Predigt vom 15.03.20 (Pfarrer Frank Bohne)

Liebe Gemeinde!

Es gibt Predigtworte, die machen uns Schwierigkeiten beim Verstehen, selbst wenn wir sie mehrmals lesen. Und es gibt andere, die bereiten uns Schwierigkeiten, gerade weil wir sie verstehen. Ich möchte mich ihnen entziehen, mich verweigern, gerade weil ich ahne, was mir darin abverlangt wird. Das Evangelium für heute gehört wohl zur letzteren Gruppe.

Bei Jesu Worten über die Nachfolge erschrecke ich. Sind sie nicht eine Zumutung? Was Jesus da von den drei Männern verlangt, das klingt ziemlich radikal. Und doch, auf frappierende Weise erinnern sie mich auch an meine Jugend: an die eigene Sturm–und–Drang–Zeit als 16-, 17jähriger in der Jungen Gemeinde: Nachfolgen. Alles hinter sich lassen, ohne zurück zu schauen.

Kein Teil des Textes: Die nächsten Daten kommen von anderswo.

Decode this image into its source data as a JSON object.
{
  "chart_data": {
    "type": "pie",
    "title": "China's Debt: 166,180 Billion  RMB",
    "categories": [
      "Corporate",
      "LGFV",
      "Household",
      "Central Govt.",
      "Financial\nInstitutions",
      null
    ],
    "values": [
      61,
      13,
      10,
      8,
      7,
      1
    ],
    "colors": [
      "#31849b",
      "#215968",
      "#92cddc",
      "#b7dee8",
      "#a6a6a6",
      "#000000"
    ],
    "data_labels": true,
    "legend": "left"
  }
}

Es war tiefste DDR–Zeit, und wir hielten zusammen. Hielten Themenabende reihum. Gemeinschaft, das war nicht bloß ein Wort… Das Leben war spannend, eine sehr intensive Zeit. Wie Schule oder Lehre eigentlich liefen, weiß ich nicht mehr. Irgendwie nebenbei. Das Herz schlug ganz wo anders: bei den Dingen, die wir miteinander unternahmen. Bei den Rüstzeiten, den Treffs und selbst gestalteten Jugendgottesdiensten, den kritischen Theaterstücken irgendwo unterm Dach und den Liedermacherkonzerten, die wir besuchten. Das Herz schlug vollkommen in der Freizeit. Doch was hieß „Freizeit“? Das war das eigentliche! Dort war die Botschaft. Die Wahrheit, präzise und klar. Das, worum es ging… Der Rest war dazu da, das nötige Kleingeld zu bekommen, das andere zu ermöglichen. Bis mancher unter uns …  andere, private Interessen entdeckte, die Gruppe in Pärchen zerbröckelte… Ich erinnere mich noch, wie einer der Freunde ausstieg: Es wurde ihm zu viel, die wöchentlichen Treffs, dazu die Aktionen an den Wochenenden. Seine Eltern schimpften. Und er selber wollte auf Arbeit lieber mehr Überstunden machen. „Ich möchte‘ was verdienen, will mir was leisten.“, sagte er. Motorrad und Stereoanlage. Das Zimmer ausbauen, Irgendwann vielleicht ‘nen gebrauchten Trabi… Die Diskussion, die wir führten, atmete etwas von der Radikalität in unserem Abschnitt. Was war denn Leben? „Raffe, schaffe, Häus'le baue …“? Oder den Geist der Freiheit spüren, wie Jesus ihn beschrieb?

Folge mir nach…
Die Füchse haben Gruben und die Vögel ihre Nester…
Doch lieber kein Nest haben als im Wohlstand versauern.
Sollen doch die Toten ihre Toten begraben…“

Die Gedanken von damals – und die Unerbittlichkeit, wie ich sie vertrat - sind zum Großteil vergangen. So wie das Haar der Jugend bei mir längst vergangen ist.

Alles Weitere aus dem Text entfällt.